By Brendan Tam. History and Political Science student, University of Melbourne
In the contemporary political climate, it seems as though pundits have become incapable of giving their analysis without reference to opinion polls.
The poll-mania that has gripped the chattering classes has only become more fervent in recent years, despite growing concern over the reliability of polling methodology. This is unfortunately a global phenomenon and is now adversely affecting the public discourse surrounding politics. What is even more worrying is the way in which polls affect the politicians themselves who increasingly rely on polling to chart the popularity of their policy offerings – and thus their likelihood of re-election – in real time.
The flaws of polling methodology are numerous. For one, in most countries voting is optional, meaning that many of the people polled may not cast a vote on election day. Furthermore, pollsters continue to rely on outdated methods of data collection such as calling landlines, which skews the data by failing to include all demographics. Lastly there is theBradley Effect, which is essentially the theory that many of those polled will not reveal their true intention to vote for a socially undesirable party or candidate. Thus it is no surprise that expert pollsters in the US, such asNate Silver, were proven wrong in their initial claims that Donald Trump had no chance of winning the Republican Presidential nomination.
How the heck did Donald Trump win the nomination? Some reflections on what happened & what we got wrong. https://t.co/6ArADvxF44— Nate Silver (@NateSilver538) May 4, 2016
Their faith in the science of polling led them to believe that certain demographics would not vote for Trump based on historical trends and yet they are now having to face the reality that their assumptions were off-base and their modelling severely limited.
The truth is, as the 2015 UK election proved, there is only one poll that matters: the one that is held on election day. The media and political pundits had predicted a Conservative defeat or at least a minority government as the Conservatives had failed to win an opinion poll in five years. Yet, against such low expectations, they won a majority government for the first time in over two decades. In part this is because the Conservative Party, under campaign director Sir Lynton Crosby, wisely chose to ignore opinion polls. Instead they remained consistent in governing and arguing for policies that they believed were best for Britain. This platform was validated by their resounding victory and should be viewed by the political class as an indication of why opinion polls should not be the sole guide of their actions.

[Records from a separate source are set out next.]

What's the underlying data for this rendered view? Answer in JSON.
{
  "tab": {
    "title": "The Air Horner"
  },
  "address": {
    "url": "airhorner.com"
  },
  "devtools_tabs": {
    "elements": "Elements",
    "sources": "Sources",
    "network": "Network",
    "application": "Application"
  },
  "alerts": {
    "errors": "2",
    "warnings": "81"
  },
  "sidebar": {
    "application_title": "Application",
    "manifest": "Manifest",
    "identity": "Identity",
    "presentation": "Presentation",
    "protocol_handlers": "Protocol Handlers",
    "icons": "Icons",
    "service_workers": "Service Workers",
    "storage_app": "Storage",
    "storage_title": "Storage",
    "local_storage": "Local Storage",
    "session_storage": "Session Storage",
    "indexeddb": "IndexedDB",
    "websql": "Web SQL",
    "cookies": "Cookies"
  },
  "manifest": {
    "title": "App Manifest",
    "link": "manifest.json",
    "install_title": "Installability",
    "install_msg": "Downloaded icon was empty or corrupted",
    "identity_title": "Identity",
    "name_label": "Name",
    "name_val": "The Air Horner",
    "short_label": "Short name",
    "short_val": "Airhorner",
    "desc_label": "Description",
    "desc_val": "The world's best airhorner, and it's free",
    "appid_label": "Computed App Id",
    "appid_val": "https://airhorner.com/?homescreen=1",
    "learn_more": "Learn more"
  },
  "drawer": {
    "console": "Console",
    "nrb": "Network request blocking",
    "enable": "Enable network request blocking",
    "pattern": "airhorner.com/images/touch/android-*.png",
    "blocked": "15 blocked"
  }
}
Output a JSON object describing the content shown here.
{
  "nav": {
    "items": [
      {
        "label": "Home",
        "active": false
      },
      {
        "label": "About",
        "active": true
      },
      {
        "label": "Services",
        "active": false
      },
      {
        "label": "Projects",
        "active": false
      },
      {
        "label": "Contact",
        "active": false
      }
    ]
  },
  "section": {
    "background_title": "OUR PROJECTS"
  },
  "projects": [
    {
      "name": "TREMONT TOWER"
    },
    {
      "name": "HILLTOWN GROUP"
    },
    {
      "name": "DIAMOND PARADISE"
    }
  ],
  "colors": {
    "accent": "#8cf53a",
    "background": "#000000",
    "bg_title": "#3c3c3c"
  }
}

Unfortunately, in Australia it has become de rigueur for political parties on both sides of the spectrum to install and remove leaders based on their relative standing in opinion polls – a major factor that lead to the 2013 ousting of Labor, whose “faceless men” could not stay their wandering eyes when it came to choosing the country’s Prime Minister. Unlike the British Conservative party, the Australian Liberal party too has failed to be cautious of polls and have instead become beholden to them, as seen with the downfall of Tony Abbott. Throughout his reign the media coverage contextualised the performance of the Abbott Government by reference to his poor showings in the opinion polls and little else.
This has had an impact on the Malcolm Turnbull regime which seems paralysed to promote policies that may not hold universal public approval. The recent abandonment of GST reform, in part due to opinion polls showing a lack of support for the policy, is evidence of the crippling effects of polls – evidence only compounded by the farcical situation at present, in which the Labor opposition has announced more policies than the ruling Coalition government.
These are just a few of the many instances of politicians being held at the mercy of polls that are widely known to be inaccurate. Political skittishness over momentary unpopularity has led to the adoption of a more populist rhetoric by many would-be leaders, such as we hear from both Donald Trump and Bernie Sanders in the US, in an effort to gain and maintain a favourable position in the polls. This fear of making decisions that may impact poll numbers has effectively crippled any coherent and decisive decision making. This is the peril of poll mania.